Erimem meets Arius who tells her and Peri about his beliefs. I really LOVE Peri's response to Arius here. She laughs and doesn't see how this is important in the slightest. How could people get so upset over little religious differences like this? I wish we lived in a world where people didn't care about religion, but here we are. Erimem sees Arius as a persecuted minority who will not be allowed to speak on his behalf and so takes up his cause.
This is where some of that changing history stuff comes in. At least the Doctor attempts to justify this a little. Changing the council of nicaea will have reverberations for thousands of years to come. However long Christianity lasts. Personally I don't really care if Christians believe in the divinity of Jesus or not. The church has done terrible things down through history. But there's no real getting rid of the church from this point. Either way it will continue from the council.
Erimem is determined to help Arius but the Doctor will throw her out and leave her here because he's an asshole I guess. Except not really because that was just a cliffhanger. I'm honestly just over the Fifth Doctor's attitudes towards time travel and history at this point.
It is interesting how this is Erimem's future. So of course she doesn't know or care about whatever bs history justification the Doctor is yapping about. It's not history for her. History doesn't exist when you're a time traveler. Every time is the past, present, and future because you can always go to it.
The Doctor manages to get an invitation to the council, bumping into the emperor by accident as he does with historical figures. And then they go, but Erimem stands up and yells for Arius which causes a whole scene and then she gets thrown out. This was pretty wild. She's doing what she believes is right and she continues to do so.
Erimem drives the plot here. She fights against Constantine and even starts to doubt that Peri and the Doctor are her friends. Since they're working with Constantine to try to find her. Peri accidentally leads the Emperor's centurians right to Arius. The twists and turns here are interesting to listen to. The bishops are also at play here as the chief opponent to Arius is doing his own the with his own spy/assassin. Erimem even manages to stir up enough support for Arius to make a public demonstration in front of the palace.

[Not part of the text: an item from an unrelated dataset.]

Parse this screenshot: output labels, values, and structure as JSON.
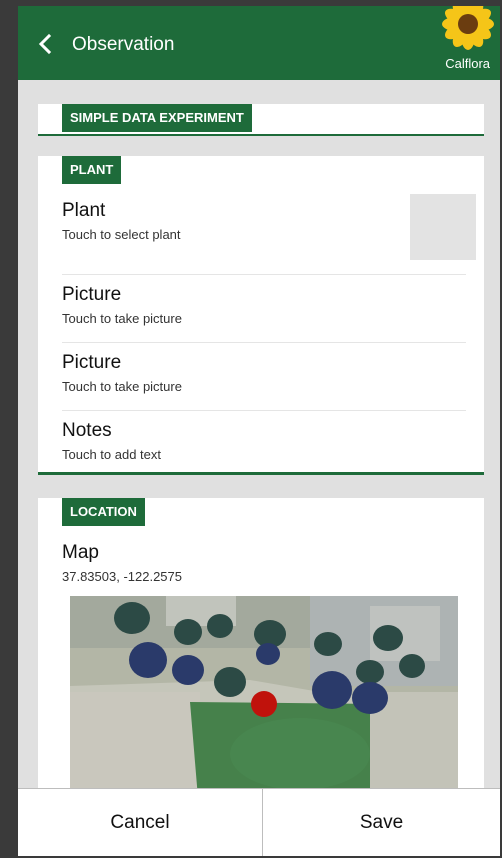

Constantine responds to this demonstration by actually going out himself and talking with the protestors, which was a pretty great climax. After the bishop wanted to send out the soldiers. Constantine essentially explains that he doesn't necessarily care which way the church rules, as long as it's unified. A fractured church will fracture the empire. As will eventually happen with Orthodox Christianity, but that's another story. The bishops will rule on it and seeing how much support Arius has might help to influence them.
That's enough for Erimem. Arius still loses the debate though and gets exiled, which is what happened in our own history. So once again we don't have to confront the implications of changing history. Still, it's a very well done story. Finally someone standing up against the Doctor’s whole changing history is bad shtick. And what better character to do it with than Erimem? She doesn't care about that, she has her morals and she'll stick to them. And she does. She doesn't back down at all and she ultimately does get Arius a fair hearing. He still loses, but at least he was heard out. I quite enjoy seeing Erimem butting up against this Doctor. She's like my advocate in these stories and I'm here for it.